13 - Trade liberalisation with Russia

Grade: A-
Unity 5/5
Resources 3/5
Outcome 8/10
Total 16/20
Scorecard 2010/11: B- (12/20)

Russian accession to the WTO was a big success for the EU that opens the way for further EU–Russia trade liberalisation.

The EU’s objective is to create a common economic space based on a free-trade area with Russia. For years, EU–Russia trade liberalisation has been held back because Russia is not a member of the WTO. For example, without WTO membership, Russia could not sign a free-trade agreement with the EU, which has been on offer for several years. Russia’s WTO accession was complicated by Russia’s protectionist lobbies and Russian-Georgian disagreements on how to ensure proper border controls around the conflict zones of Abkhazia and South Ossetia.

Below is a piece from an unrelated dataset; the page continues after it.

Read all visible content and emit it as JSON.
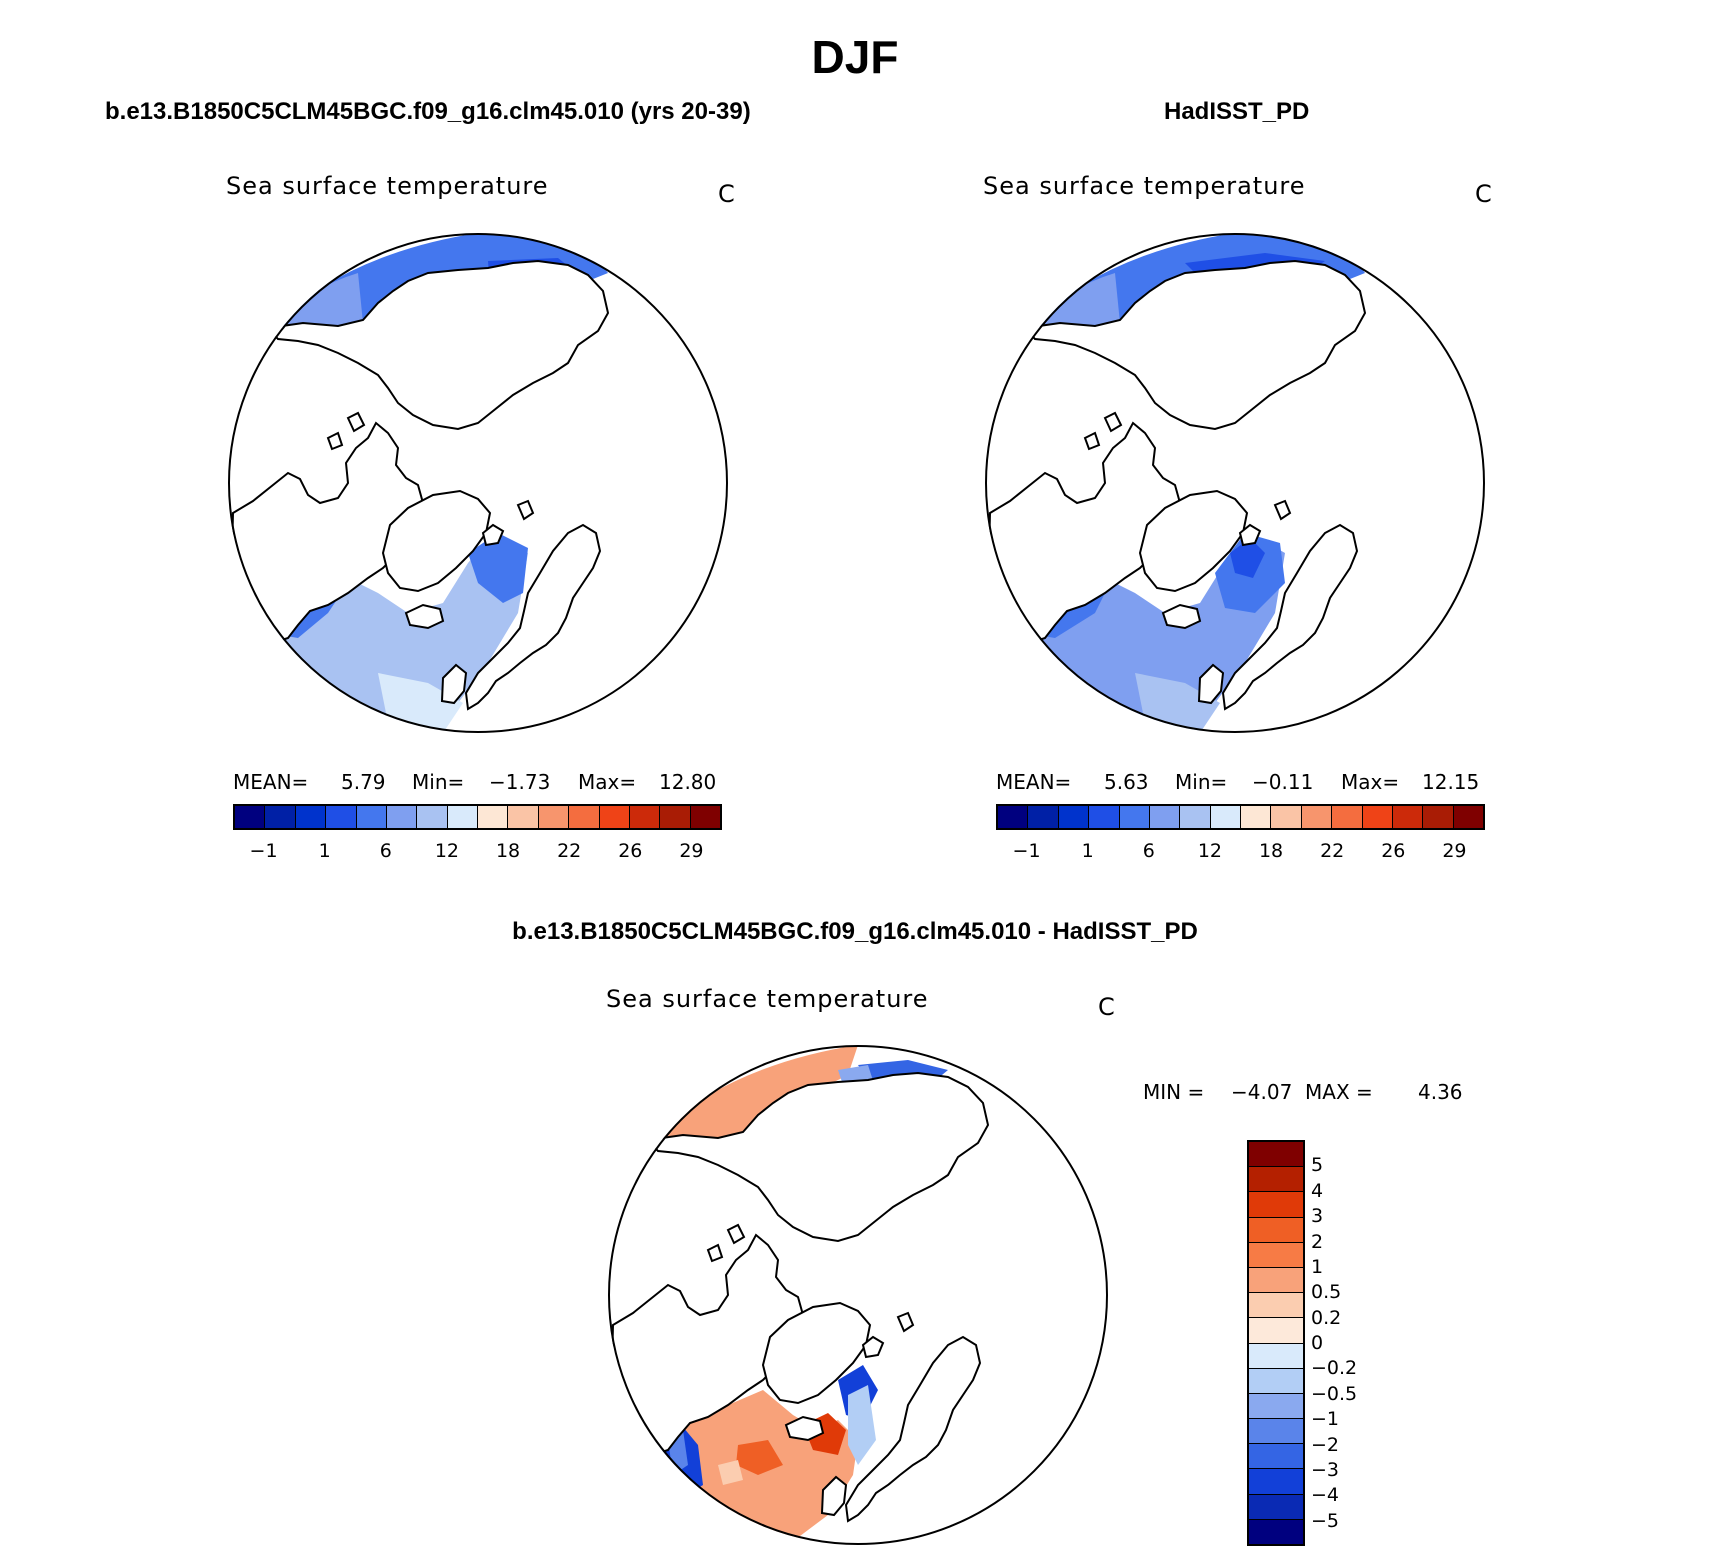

Russia’s creation of a customs union of Kazakhstan and Belarus has also complicated Russia’s WTO accession and EU–Russia trade liberalisation.

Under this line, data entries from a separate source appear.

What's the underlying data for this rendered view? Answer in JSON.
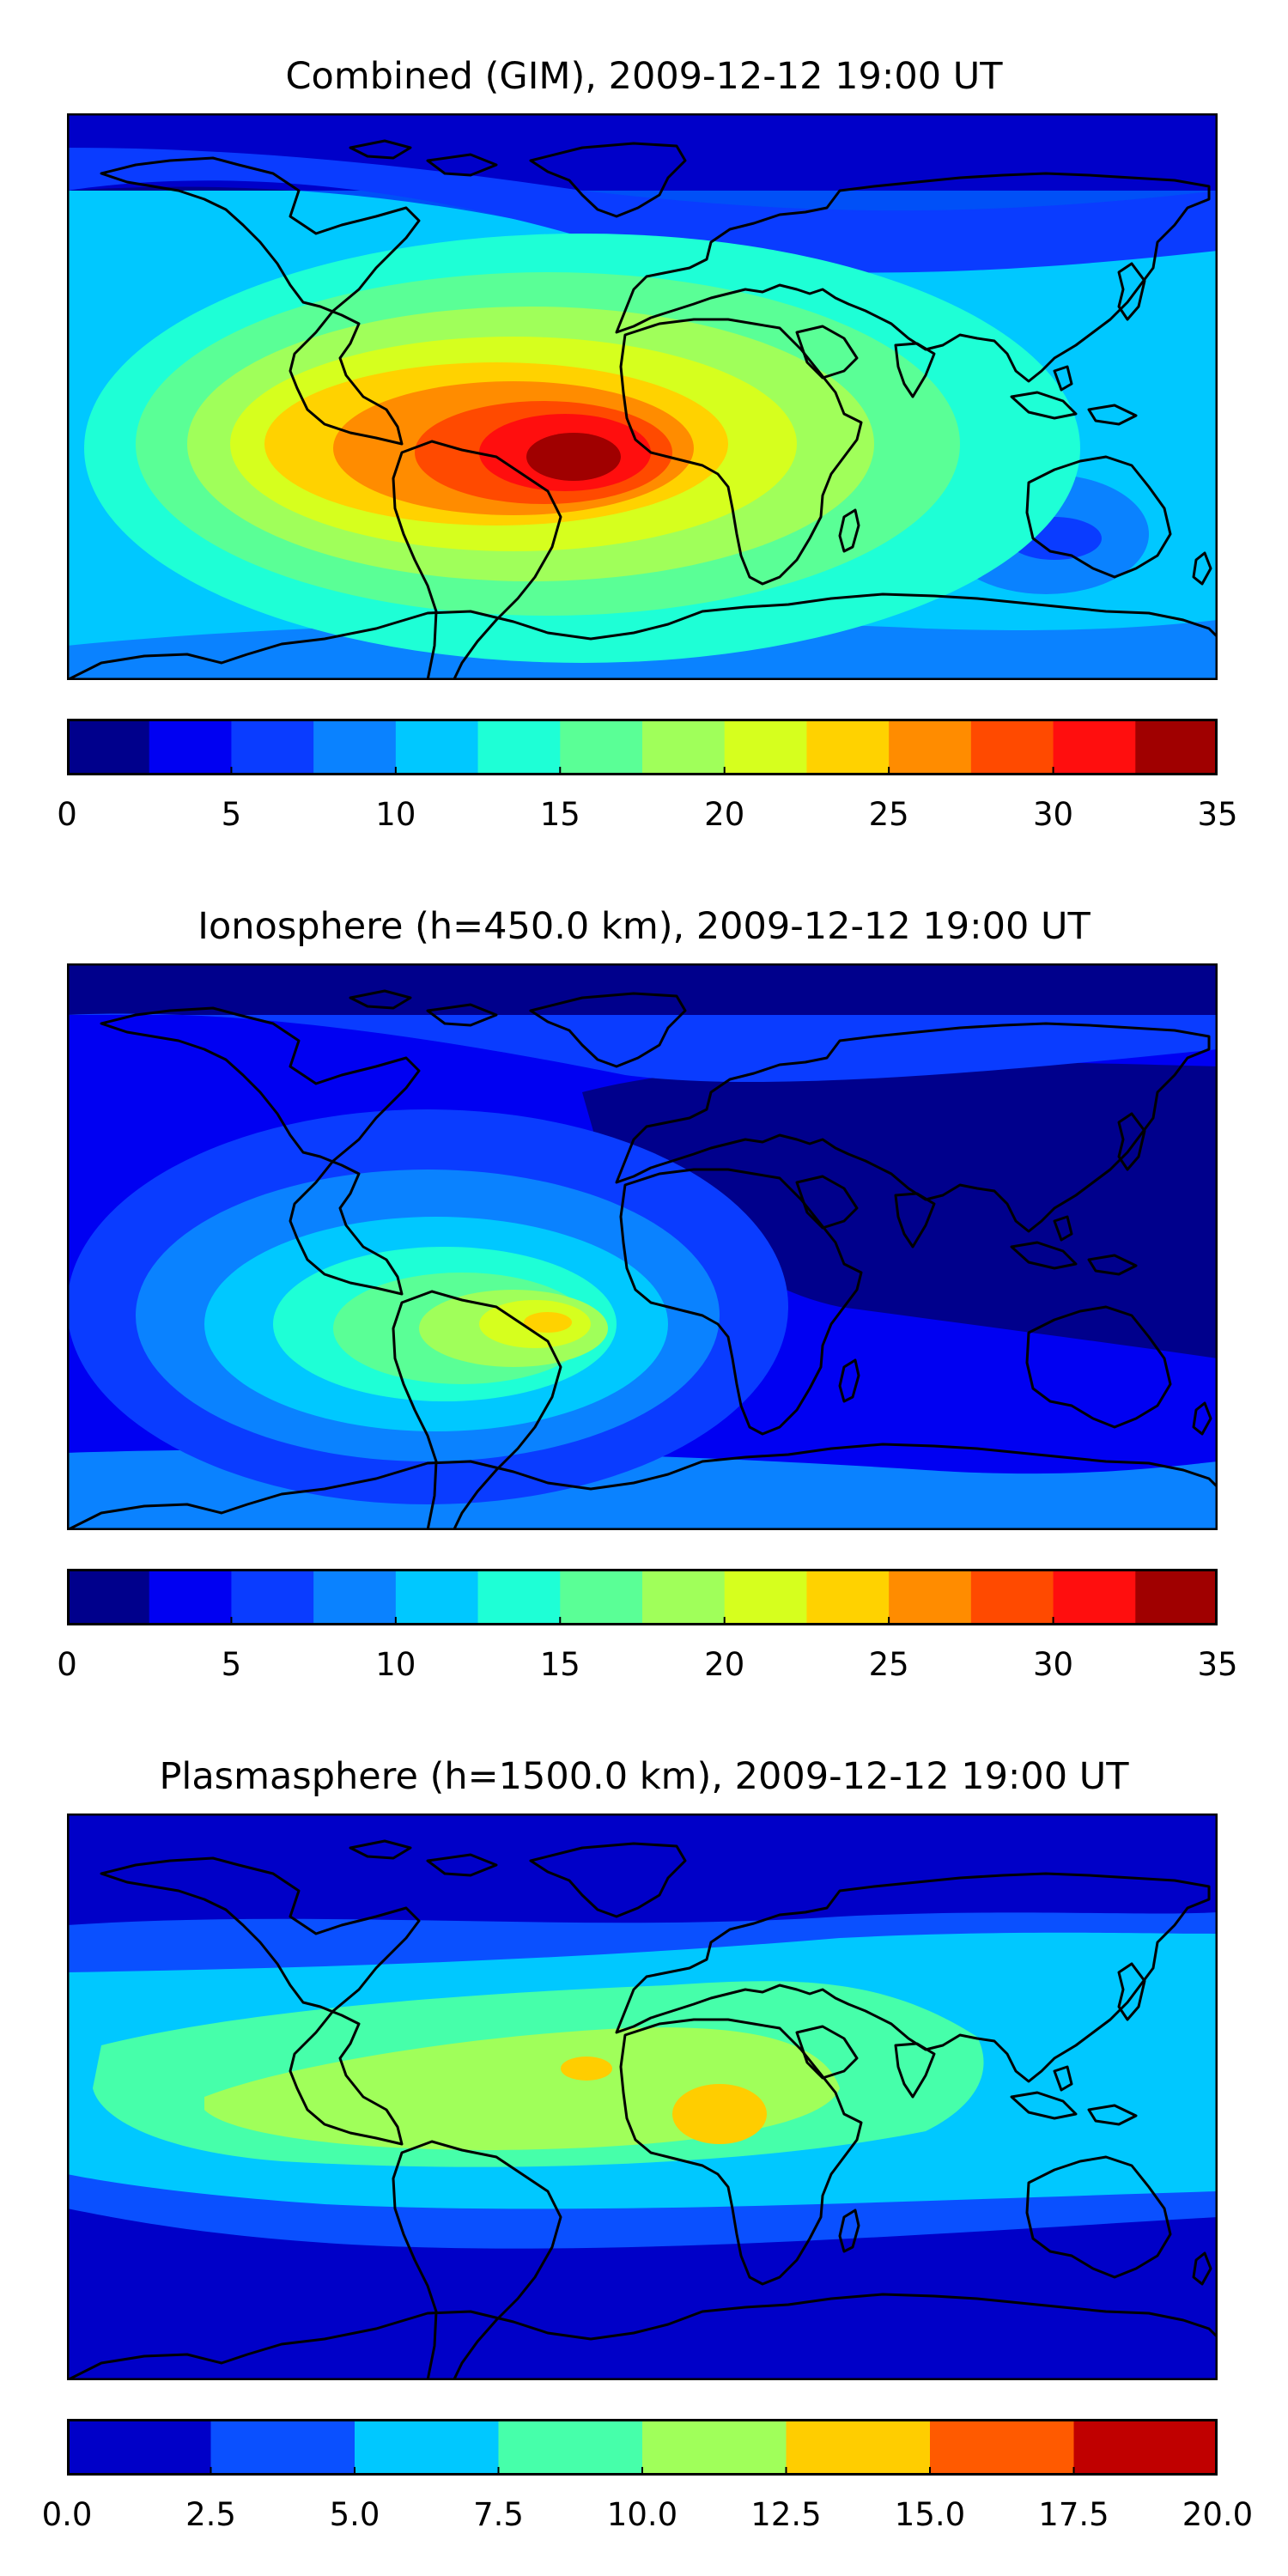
{
  "figure": {
    "panels": [
      {
        "title": "Combined (GIM), 2009-12-12 19:00 UT",
        "colorbar": {
          "ticks": [
            "0",
            "5",
            "10",
            "15",
            "20",
            "25",
            "30",
            "35"
          ],
          "range": [
            0,
            35
          ],
          "colors": [
            "#00008c",
            "#0000f2",
            "#0a3cff",
            "#0a82ff",
            "#00c8ff",
            "#1effd6",
            "#5aff96",
            "#a0ff5a",
            "#d6ff1e",
            "#ffd200",
            "#ff8c00",
            "#ff4a00",
            "#ff0e0e",
            "#a00000"
          ]
        }
      },
      {
        "title": "Ionosphere  (h=450.0 km), 2009-12-12 19:00 UT",
        "colorbar": {
          "ticks": [
            "0",
            "5",
            "10",
            "15",
            "20",
            "25",
            "30",
            "35"
          ],
          "range": [
            0,
            35
          ],
          "colors": [
            "#00008c",
            "#0000f2",
            "#0a3cff",
            "#0a82ff",
            "#00c8ff",
            "#1effd6",
            "#5aff96",
            "#a0ff5a",
            "#d6ff1e",
            "#ffd200",
            "#ff8c00",
            "#ff4a00",
            "#ff0e0e",
            "#a00000"
          ]
        }
      },
      {
        "title": "Plasmasphere (h=1500.0 km), 2009-12-12 19:00 UT",
        "colorbar": {
          "ticks": [
            "0.0",
            "2.5",
            "5.0",
            "7.5",
            "10.0",
            "12.5",
            "15.0",
            "17.5",
            "20.0"
          ],
          "range": [
            0,
            20
          ],
          "colors": [
            "#0000c8",
            "#0a50ff",
            "#00c8ff",
            "#46ffaa",
            "#a0ff5a",
            "#ffcd00",
            "#ff5a00",
            "#c00000"
          ]
        }
      }
    ]
  },
  "chart_data": [
    {
      "type": "heatmap",
      "title": "Combined (GIM), 2009-12-12 19:00 UT",
      "levels": [
        0,
        2.5,
        5,
        7.5,
        10,
        12.5,
        15,
        17.5,
        20,
        22.5,
        25,
        27.5,
        30,
        32.5,
        35
      ],
      "colorbar_range": [
        0,
        35
      ],
      "colorbar_ticks": [
        0,
        5,
        10,
        15,
        20,
        25,
        30,
        35
      ],
      "peak_approx": 32,
      "peak_region": "South America"
    },
    {
      "type": "heatmap",
      "title": "Ionosphere  (h=450.0 km), 2009-12-12 19:00 UT",
      "levels": [
        0,
        2.5,
        5,
        7.5,
        10,
        12.5,
        15,
        17.5,
        20,
        22.5,
        25,
        27.5,
        30,
        32.5,
        35
      ],
      "colorbar_range": [
        0,
        35
      ],
      "colorbar_ticks": [
        0,
        5,
        10,
        15,
        20,
        25,
        30,
        35
      ],
      "peak_approx": 24,
      "peak_region": "South America"
    },
    {
      "type": "heatmap",
      "title": "Plasmasphere (h=1500.0 km), 2009-12-12 19:00 UT",
      "levels": [
        0,
        2.5,
        5,
        7.5,
        10,
        12.5,
        15,
        17.5,
        20
      ],
      "colorbar_range": [
        0,
        20
      ],
      "colorbar_ticks": [
        0,
        2.5,
        5,
        7.5,
        10,
        12.5,
        15,
        17.5,
        20
      ],
      "peak_approx": 14,
      "peak_region": "Central Africa"
    }
  ]
}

In 2011, after 18 years of negotiations, Russia finalised accession talks with the WTO member states – a major success for the EU. Russia finally joined the WTO in December. This will also open the way for further trade liberalisation between Russia and the EU, which could be enshrined in the New Enhanced Agreement (NEA) currently being negotiated. Throughout the year, the EU was quite united in supporting Russia’s WTO accession and holding the perspective of a free-trade regime open to Russia. In the spring, the EU and Russia finally settled most of their differences on Russia’s WTO accession. The EU also played a strong diplomatic role in persuading both Russia and Georgia to agree on a compromise that opened the way for Russian accession to the WTO. But although the EU has achieved its long-term objective of seeing Russia enter the WTO, the success of further EU–Russia trade liberalisation will depend on how fast the EU and Russia can agree to liberalise their own bilateral trade.